The thing I loved and hated about this book was Danielle’s honesty. A funny thing to love, since rumor has it the family put up quite the stink over her publication of this story, saying much of it was false. The way I see it, it’s Danielle’s story, and this is what she saw and dealt with growing up. She’s got a humorous side, like using her father’s gas card to buy hoards of candy and soda for her siblings. She’s got a courageous side, like walking to one of the bars her father frequented and keeping quips with the locals and bartenders as a grade school student. She’s got a rebellious side for sure, for example she started smoking around 12, kissing boys, and sneaking out at night.
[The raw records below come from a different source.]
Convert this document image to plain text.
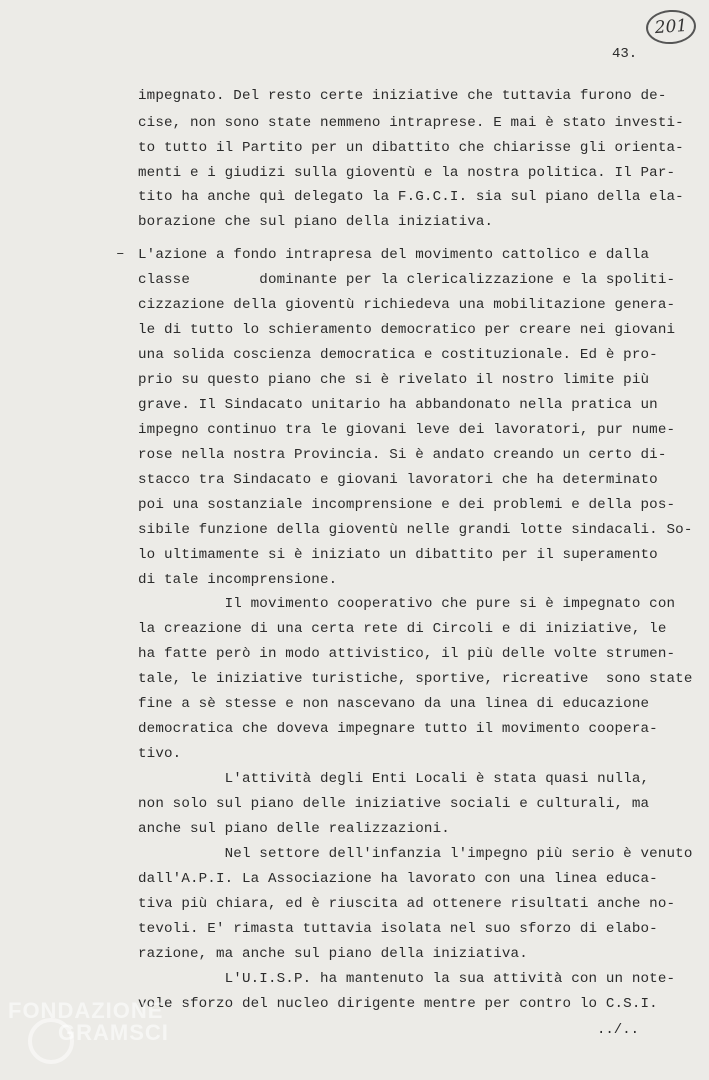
201
43.
–
impegnato. Del resto certe iniziative che tuttavia furono de-
cise, non sono state nemmeno intraprese. E mai è stato investi-
to tutto il Partito per un dibattito che chiarisse gli orienta-
menti e i giudizi sulla gioventù e la nostra politica. Il Par-
tito ha anche quì delegato la F.G.C.I. sia sul piano della ela-
borazione che sul piano della iniziativa.
L'azione a fondo intrapresa del movimento cattolico e dalla
classe        dominante per la clericalizzazione e la spoliti-
cizzazione della gioventù richiedeva una mobilitazione genera-
le di tutto lo schieramento democratico per creare nei giovani
una solida coscienza democratica e costituzionale. Ed è pro-
prio su questo piano che si è rivelato il nostro limite più
grave. Il Sindacato unitario ha abbandonato nella pratica un
impegno continuo tra le giovani leve dei lavoratori, pur nume-
rose nella nostra Provincia. Si è andato creando un certo di-
stacco tra Sindacato e giovani lavoratori che ha determinato
poi una sostanziale incomprensione e dei problemi e della pos-
sibile funzione della gioventù nelle grandi lotte sindacali. So-
lo ultimamente si è iniziato un dibattito per il superamento
di tale incomprensione.
Il movimento cooperativo che pure si è impegnato con
la creazione di una certa rete di Circoli e di iniziative, le
ha fatte però in modo attivistico, il più delle volte strumen-
tale, le iniziative turistiche, sportive, ricreative  sono state
fine a sè stesse e non nascevano da una linea di educazione
democratica che doveva impegnare tutto il movimento coopera-
tivo.
L'attività degli Enti Locali è stata quasi nulla,
non solo sul piano delle iniziative sociali e culturali, ma
anche sul piano delle realizzazioni.
Nel settore dell'infanzia l'impegno più serio è venuto
dall'A.P.I. La Associazione ha lavorato con una linea educa-
tiva più chiara, ed è riuscita ad ottenere risultati anche no-
tevoli. E' rimasta tuttavia isolata nel suo sforzo di elabo-
razione, ma anche sul piano della iniziativa.
L'U.I.S.P. ha mantenuto la sua attività con un note-
vole sforzo del nucleo dirigente mentre per contro lo C.S.I.
../..
FONDAZIONE
GRAMSCI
In her twenties, Danielle traveled to Vietnam by herself trying to understand the world her father both glorified and resented for all the hell it brought him. I think that trip must have been one of the most frightening and exhilarating things Danielle ever did. While there, she actually crawled into one of the remaining tunnel systems from the war to get a glimpse of the underground world her father lived in for years.
Her story is unlike any other. It could have happened to many. It could’ve been my tale. My father and his brothers were all in service during the Vietnam War. But my dad came back able to love and hug and tell us he was proud every day. My parents stayed together. My family is not a perfect family, but I appreciate and understand Danielle’s alliance. In many ways, I am like my father. What wouldn’t I give to understand him better? To know what he went through?
I now live in La Crosse, Wisconsin. The Trussoni’s house is still there and so are the bars Danielle and her father went to. She grew up on the North Side. I live on the South. It could have been my story, but it was entirely Danielle’s. I highly recommend you check it out.
Do you have any local authors where you live? What was it like to read their stories? How does it enhance the book to read about and know the landmarks in a story?